Intervention de Jean-Pierre Karaquillo

Réunion du 25 mars 2015 à 9h30
Commission des affaires culturelles et de l'éducation

Jean-Pierre Karaquillo, président de la mission de réflexion sur le statut du sportif :

Monsieur le président, je vous remercie de nous accueillir.

Le travail de notre mission de réflexion est une oeuvre collective – notre comité de pilotage comprenait dix-huit membres – et nous avons beaucoup puisé dans les contributions écrites qui avaient été faites précédemment. Bien évidemment, les services juridiques du secrétariat d'État aux sports ont également apporté leur collaboration. Pendant cinq mois, tous les jeudis et vendredis, nous avons procédé à des auditions. Au total, 191 auditions ont été menées, ce qui est énorme. Les préconisations qui en ont découlé semblent faire l'unanimité, à la fois auprès des partenaires sociaux du sport et des institutionnels, c'est-à-dire du Comité national olympique et sportif français, des fédérations, des ligues professionnelles, des unions de clubs ainsi que des syndicats catégoriels. Il fallait que figure dans ce rapport le fruit d'un certain nombre d'expériences, la mienne mais aussi celle des personnes qui m'ont entouré.

La France compte actuellement 6 500 athlètes de haut niveau. Ce sont des sportifs soit de catégorie « Élite », c'est-à-dire potentiellement médaillables pour des grandes compétitions sportives, soit de catégorie « Senior », soit de catégorie « Espoirs ». 6 500 sportifs de haut niveau, c'est beaucoup et peu à la fois, et très peu sont salariés. La Fédération française d'athlétisme et sa ligue professionnelle ont décidé d'offrir vingt-sept contrats de travail à des sportifs de haut niveau. Certains sportifs professionnels – c'est le cas en golf, en ski et en tennis – sont des travailleurs indépendants.

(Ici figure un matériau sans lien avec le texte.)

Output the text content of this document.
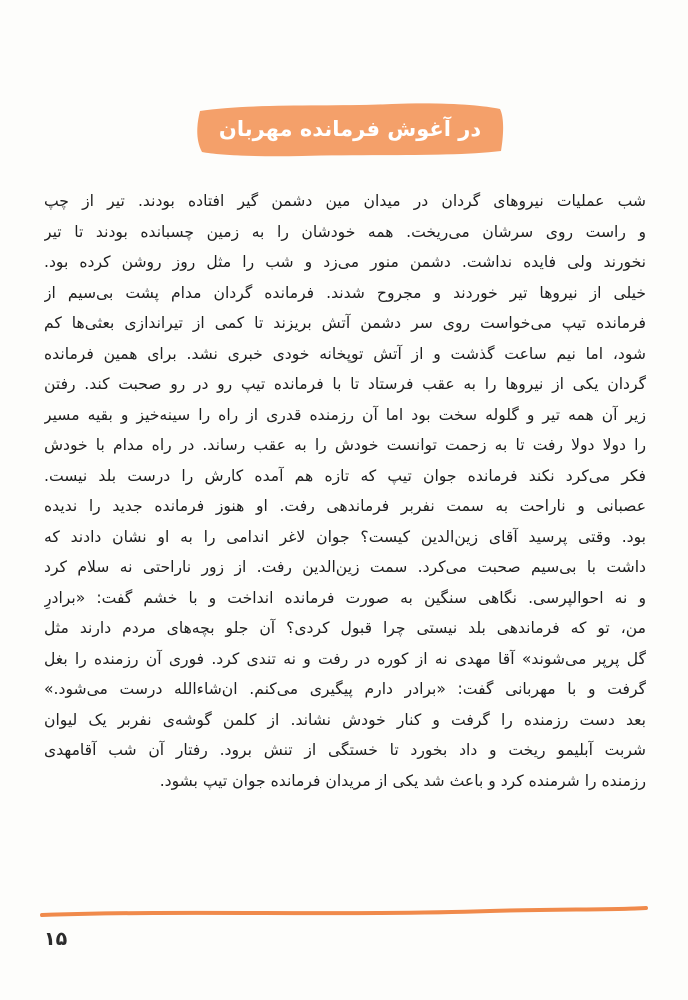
در آغوش فرمانده مهربان
شب عملیات نیروهای گردان در میدان مین دشمن گیر افتاده بودند. تیر از چپ
و راست روی سرشان می‌ریخت. همه خودشان را به زمین چسبانده بودند تا تیر
نخورند ولی فایده نداشت. دشمن منور می‌زد و شب را مثل روز روشن کرده بود.
خیلی از نیروها تیر خوردند و مجروح شدند. فرمانده گردان مدام پشت بی‌سیم از
فرمانده تیپ می‌خواست روی سر دشمن آتش بریزند تا کمی از تیراندازی بعثی‌ها کم
شود، اما نیم ساعت گذشت و از آتش توپخانه خودی خبری نشد. برای همین فرمانده
گردان یکی از نیروها را به عقب فرستاد تا با فرمانده تیپ رو در رو صحبت کند. رفتن
زیر آن همه تیر و گلوله سخت بود اما آن رزمنده قدری از راه را سینه‌خیز و بقیه مسیر
را دولا دولا رفت تا به زحمت توانست خودش را به عقب رساند. در راه مدام با خودش
فکر می‌کرد نکند فرمانده جوان تیپ که تازه هم آمده کارش را درست بلد نیست.
عصبانی و ناراحت به سمت نفربر فرماندهی رفت. او هنوز فرمانده جدید را ندیده
بود. وقتی پرسید آقای زین‌الدین کیست؟ جوان لاغر اندامی را به او نشان دادند که
داشت با بی‌سیم صحبت می‌کرد. سمت زین‌الدین رفت. از زور ناراحتی نه سلام کرد
و نه احوالپرسی. نگاهی سنگین به صورت فرمانده انداخت و با خشم گفت: «برادرِ
من، تو که فرماندهی بلد نیستی چرا قبول کردی؟ آن جلو بچه‌های مردم دارند مثل
گل پرپر می‌شوند» آقا مهدی نه از کوره در رفت و نه تندی کرد. فوری آن رزمنده را بغل
گرفت و با مهربانی گفت: «برادر دارم پیگیری می‌کنم. ان‌شاءالله درست می‌شود.»
بعد دست رزمنده را گرفت و کنار خودش نشاند. از کلمن گوشه‌ی نفربر یک لیوان
شربت آبلیمو ریخت و داد بخورد تا خستگی از تنش برود. رفتار آن شب آقامهدی
رزمنده را شرمنده کرد و باعث شد یکی از مریدان فرمانده جوان تیپ بشود.
۱۵
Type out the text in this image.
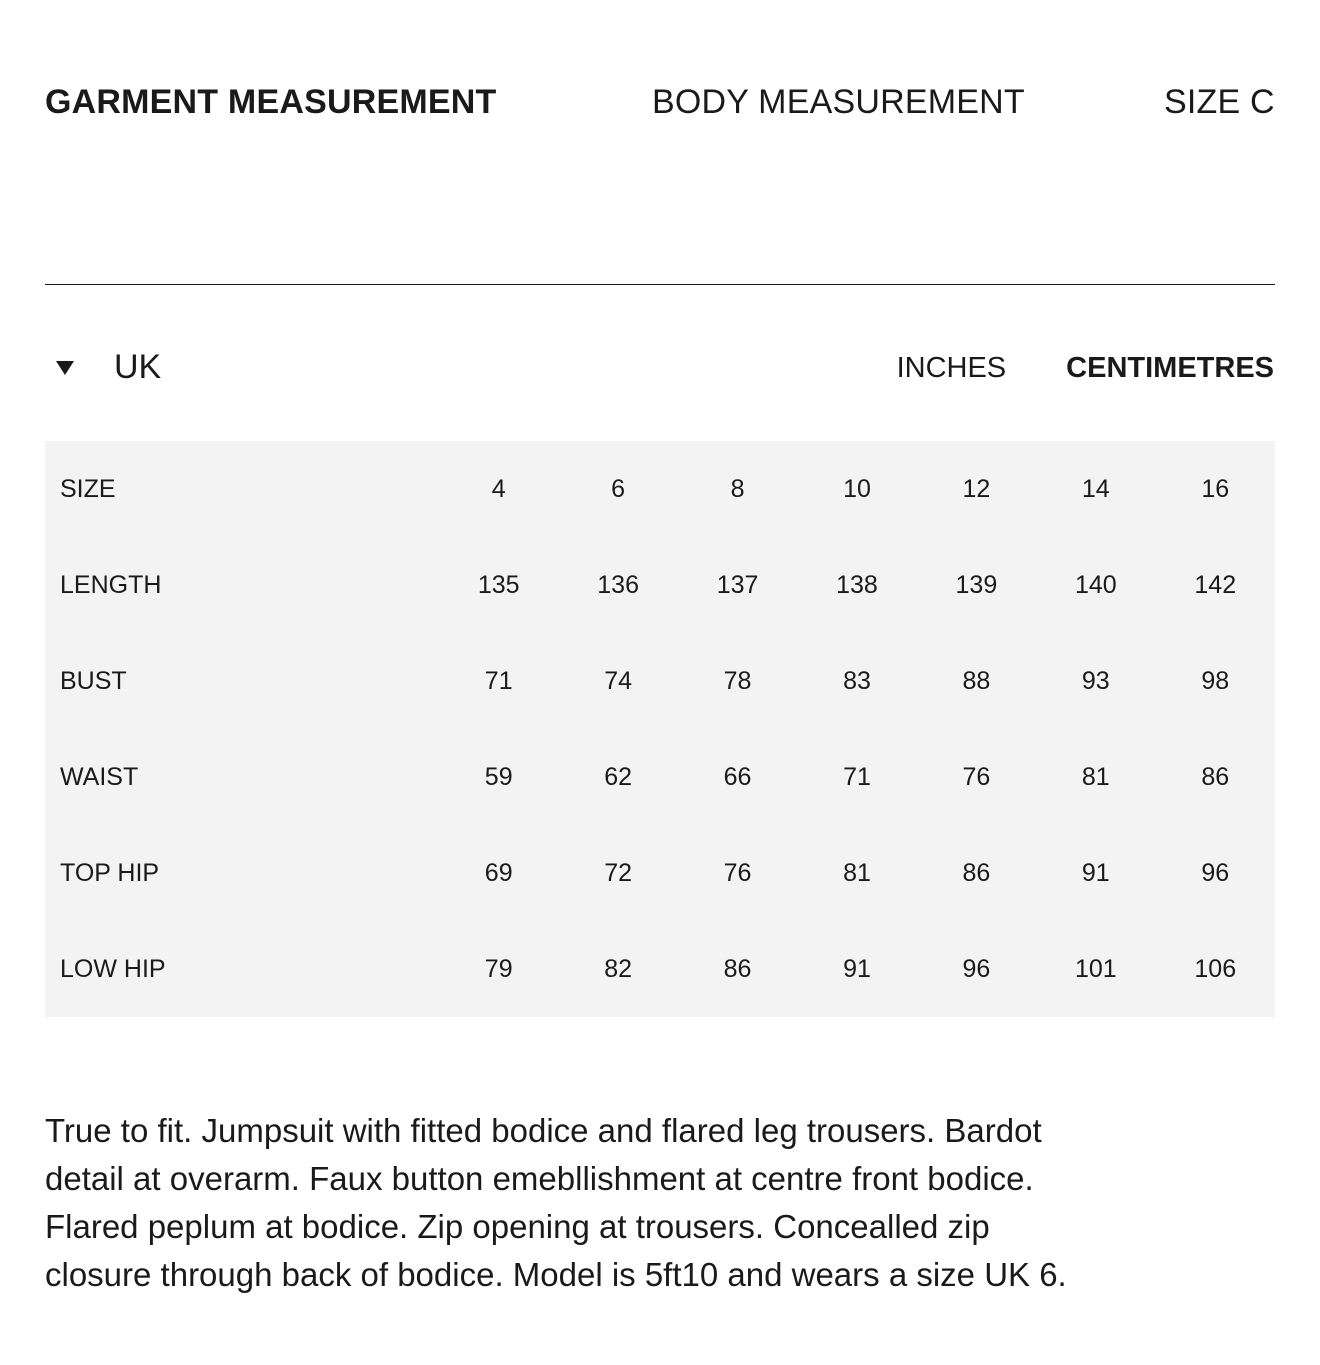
GARMENT MEASUREMENT	BODY MEASUREMENT	SIZE C
UK	INCHES CENTIMETRES
SIZE	4	6	8	10	12	14	16
LENGTH	135	136	137	138	139	140	142
BUST	71	74	78	83	88	93	98
WAIST	59	62	66	71	76	81	86
TOP HIP	69	72	76	81	86	91	96
LOW HIP	79	82	86	91	96	101	106

True to fit. Jumpsuit with fitted bodice and flared leg trousers. Bardot detail at overarm. Faux button emebllishment at centre front bodice. Flared peplum at bodice. Zip opening at trousers. Concealled zip closure through back of bodice. Model is 5ft10 and wears a size UK 6.
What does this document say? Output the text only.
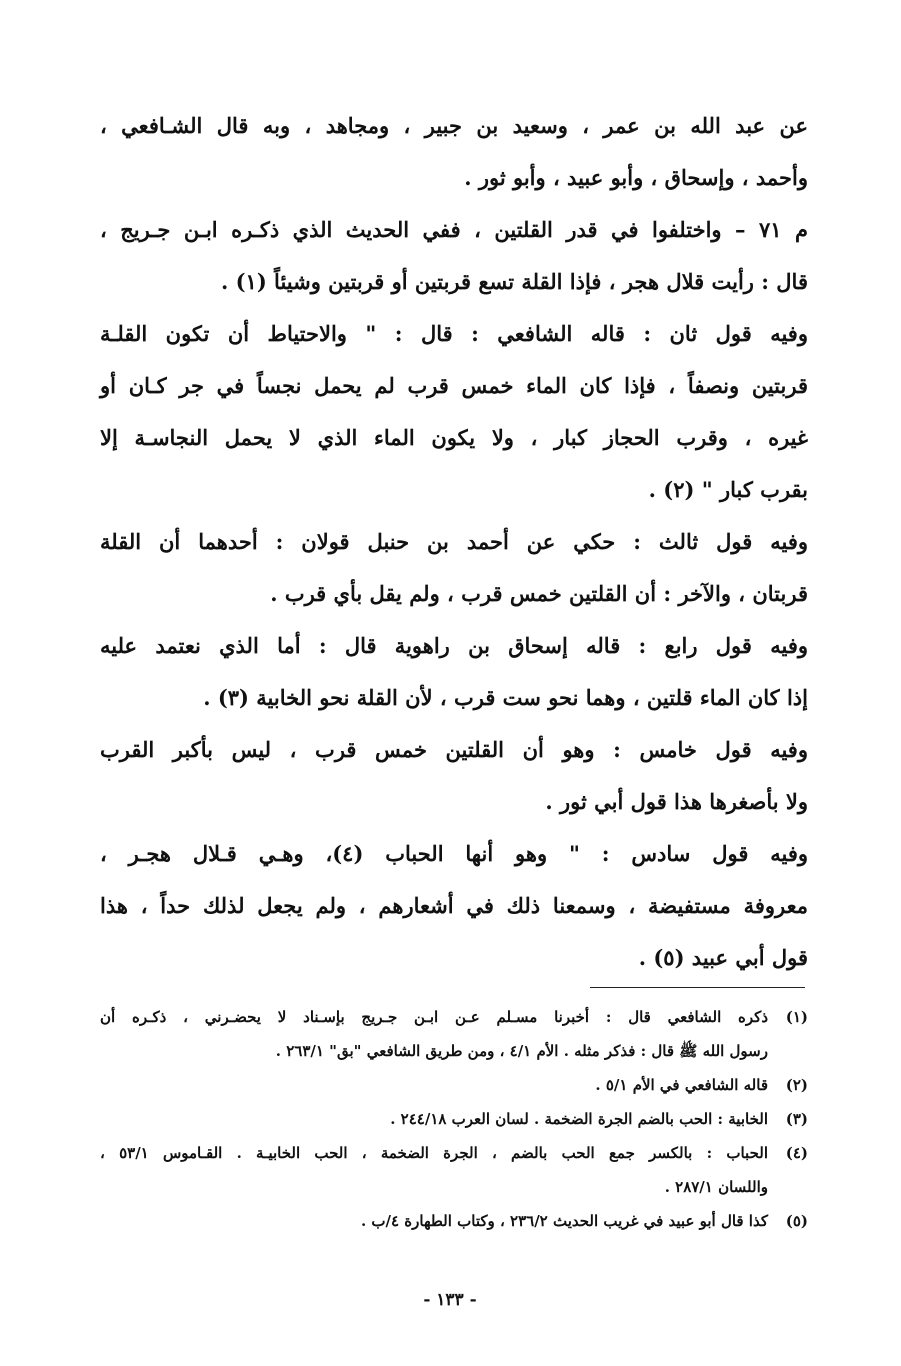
عن عبد الله بن عمر ، وسعيد بن جبير ، ومجاهد ، وبه قال الشـافعي ،
وأحمد ، وإسحاق ، وأبو عبيد ، وأبو ثور .
م ٧١ – واختلفوا في قدر القلتين ، ففي الحديث الذي ذكـره ابـن جـريج ،
قال : رأيت قلال هجر ، فإذا القلة تسع قربتين أو قربتين وشيئاً (١) .
وفيه قول ثان : قاله الشافعي : قال : " والاحتياط أن تكون القلـة
قربتين ونصفاً ، فإذا كان الماء خمس قرب لم يحمل نجساً في جر كـان أو
غيره ، وقرب الحجاز كبار ، ولا يكون الماء الذي لا يحمل النجاسـة إلا
بقرب كبار " (٢) .
وفيه قول ثالث : حكي عن أحمد بن حنبل قولان : أحدهما أن القلة
قربتان ، والآخر : أن القلتين خمس قرب ، ولم يقل بأي قرب .
وفيه قول رابع : قاله إسحاق بن راهوية قال : أما الذي نعتمد عليه
إذا كان الماء قلتين ، وهما نحو ست قرب ، لأن القلة نحو الخابية (٣) .
وفيه قول خامس : وهو أن القلتين خمس قرب ، ليس بأكبر القرب
ولا بأصغرها هذا قول أبي ثور .
وفيه قول سادس : " وهو أنها الحباب (٤)، وهـي قـلال هجـر ،
معروفة مستفيضة ، وسمعنا ذلك في أشعارهم ، ولم يجعل لذلك حداً ، هذا
قول أبي عبيد (٥) .
(١)ذكره الشافعي قال : أخبرنا مسـلم عـن ابـن جـريج بإسـناد لا يحضـرني ، ذكـره أن
رسول الله ﷺ قال : فذكر مثله . الأم ٤/١ ، ومن طريق الشافعي "بق" ٢٦٣/١ .
(٢)قاله الشافعي في الأم ٥/١ .
(٣)الخابية : الحب بالضم الجرة الضخمة . لسان العرب ٢٤٤/١٨ .
(٤)الحباب : بالكسر جمع الحب بالضم ، الجرة الضخمة ، الحب الخابيـة . القـاموس ٥٣/١ ،
واللسان ٢٨٧/١ .
(٥)كذا قال أبو عبيد في غريب الحديث ٢٣٦/٢ ، وكتاب الطهارة ٤/ب .
- ١٣٣ -
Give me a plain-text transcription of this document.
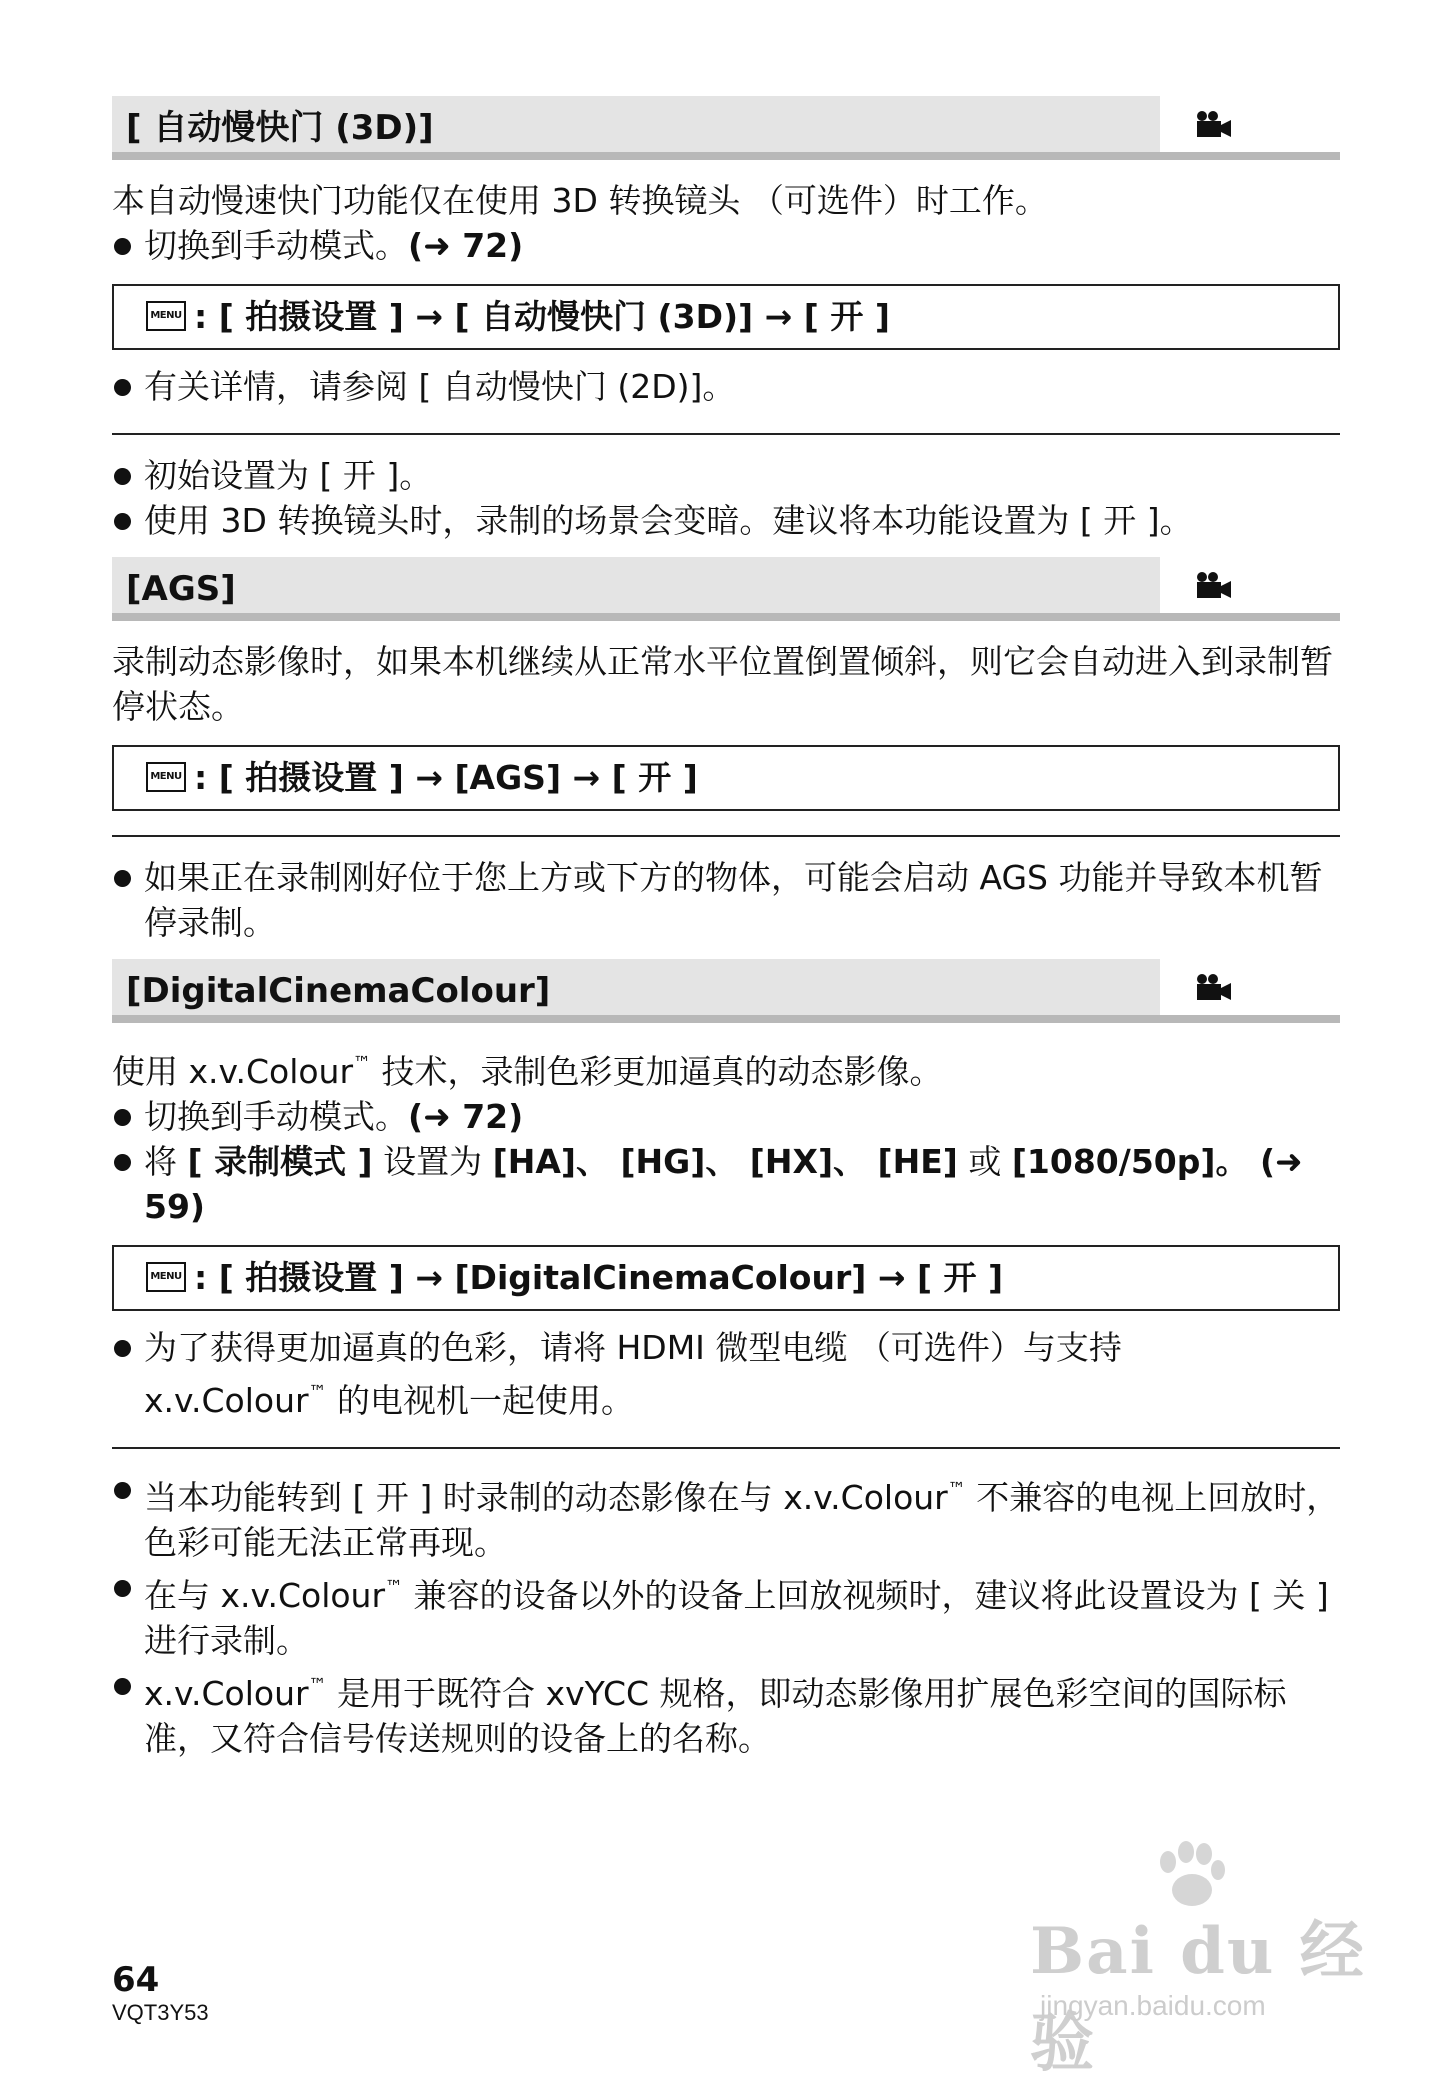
[ 自动慢快门 (3D)]

本自动慢速快门功能仅在使用 3D 转换镜头 （可选件）时工作。

切换到手动模式。(➜ 72)
MENU : [ 拍摄设置 ] → [ 自动慢快门 (3D)] → [ 开 ]
有关详情，请参阅 [ 自动慢快门 (2D)]。
初始设置为 [ 开 ]。
使用 3D 转换镜头时，录制的场景会变暗。建议将本功能设置为 [ 开 ]。
[AGS]

录制动态影像时，如果本机继续从正常水平位置倒置倾斜，则它会自动进入到录制暂停状态。

MENU : [ 拍摄设置 ] → [AGS] → [ 开 ]
如果正在录制刚好位于您上方或下方的物体，可能会启动 AGS 功能并导致本机暂停录制。
[DigitalCinemaColour]

使用 x.v.Colour™ 技术，录制色彩更加逼真的动态影像。

切换到手动模式。(➜ 72)
将 [ 录制模式 ] 设置为 [HA]、 [HG]、 [HX]、 [HE] 或 [1080/50p]。 (➜ 59)
MENU : [ 拍摄设置 ] → [DigitalCinemaColour] → [ 开 ]
为了获得更加逼真的色彩，请将 HDMI 微型电缆 （可选件）与支持
x.v.Colour™ 的电视机一起使用。
当本功能转到 [ 开 ] 时录制的动态影像在与 x.v.Colour™ 不兼容的电视上回放时，色彩可能无法正常再现。
在与 x.v.Colour™ 兼容的设备以外的设备上回放视频时，建议将此设置设为 [ 关 ] 进行录制。
x.v.Colour™ 是用于既符合 xvYCC 规格，即动态影像用扩展色彩空间的国际标准，又符合信号传送规则的设备上的名称。
64
VQT3Y53
Bai du 经验
jingyan.baidu.com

Nous avons essayé de mettre l'accent sur des préconisations qui seraient communes aux athlètes de haut niveau et aux sportifs professionnels – on entend par sportifs professionnels les joueurs mais aussi les entraîneurs. Il s'agit tout d'abord de prévoir le futur civique de ces athlètes pour faire face à des situations parfois dramatiques. Avec les mouvements de population qui sont de plus en plus nombreux – on l'a vu en ce qui concerne le football mais cela se développe aussi dans d'autres disciplines – on constate en effet aujourd'hui un manque généralisé de formations citoyennes et civiques de la part des jeunes sportifs de haut niveau. Or, lorsque l'on ne possède pas ces fondamentaux, il est très difficile de se reconvertir après avoir achevé sa carrière de sportif de haut niveau. Nous préconisons donc de rendre obligatoire une formation citoyenne et civique, et de priver de l'agrément les Pôles espoir et les centres de formation qui ne joueraient pas le jeu. C'est vous dire à quel point ce type de mesure nous semble important.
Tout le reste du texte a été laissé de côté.